Tuesday, March 19

Joel Klein vs. New York City teachers

Dear kannu

You belong to a family of teachers. At least on my side. Long family tree of teachers. Both dadu and didu are professors. So am i. I also give huge credit to my teachers for what I've done and become. So reverence for teachers is seriously built into me. An old quote always impresses me. The influence of a teacher stops at eternity and that's true. 

Think of the teachers you had up till now. You will remember 1-2 very good ones. Most are average and then you have some who are dire. The challenge one has is what do you do with these teachers at the bottom end of the scale. Our society, our culture, our economy depends on great teachers. Without them, we are playing with the future of our kids. To keep on having bad teachers on is a crime against our students. I feel strongly about it just like I feel strongly about lifelong learning. And investments in education. We sponsored a scheme called as teach first where we took the best students and then helped them become teachers for some time at least. 

See here for an example of what New York State is facing with bad teachers. I read somewhere that in the past decade or more only 17 teachers in England have been fired for incompetence. And that's spectacularly stupid. Why not measure by results? We measure the students by results no? 

Something to think about. 

Love

Baba

Joel Klein vs. New York City teachers : The New Yorker
http://www.newyorker.com/reporting/2009/08/31/090831fa_fact_brill


In a windowless room in a shabby office building at Seventh Avenue and Twenty-eighth Street, in Manhattan, a poster is taped to a wall, whose message could easily be the mission statement for a day-care center: “Children are fragile. Handle with care.” It’s a June morning, and there are fifteen people in the room, four of them fast asleep, their heads lying on a card table. Three are playing a board game. Most of the others stand around chatting. Two are arguing over one of the folding chairs. But there are no children here. The inhabitants are all New York City schoolteachers who have been sent to what is officially called a Temporary Reassignment Center but which everyone calls the Rubber Room.

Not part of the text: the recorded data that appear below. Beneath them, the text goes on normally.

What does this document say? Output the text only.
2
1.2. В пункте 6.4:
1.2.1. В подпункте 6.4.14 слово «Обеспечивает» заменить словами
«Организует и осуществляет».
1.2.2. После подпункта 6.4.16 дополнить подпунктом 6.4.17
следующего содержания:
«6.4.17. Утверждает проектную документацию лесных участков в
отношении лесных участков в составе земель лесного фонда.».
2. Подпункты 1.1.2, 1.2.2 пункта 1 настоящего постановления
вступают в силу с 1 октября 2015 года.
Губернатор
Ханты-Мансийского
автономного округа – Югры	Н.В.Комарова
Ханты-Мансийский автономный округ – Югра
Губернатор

These fifteen teachers, along with about six hundred others, in six larger Rubber Rooms in the city’s five boroughs, have been accused of misconduct, such as hitting or molesting a student, or, in some cases, of incompetence, in a system that rarely calls anyone incompetent.

The teachers have been in the Rubber Room for an average of about three years, doing the same thing every day—which is pretty much nothing at all. Watched over by two private security guards and two city Department of Education supervisors, they punch a time clock for the same hours that they would have kept at school—typically, eight-fifteen to three-fifteen. Like all teachers, they have the summer off. The city’s contract with their union, the United Federation of Teachers, requires that charges against them be heard by an arbitrator, and until the charges are resolved—the process is often endless—they will continue to draw their salaries and accrue pensions and other benefits.

“You can never appreciate how irrational the system is until you’ve lived with it,” says Joel Klein, the city’s schools chancellor, who was appointed by Mayor Michael Bloomberg seven years ago.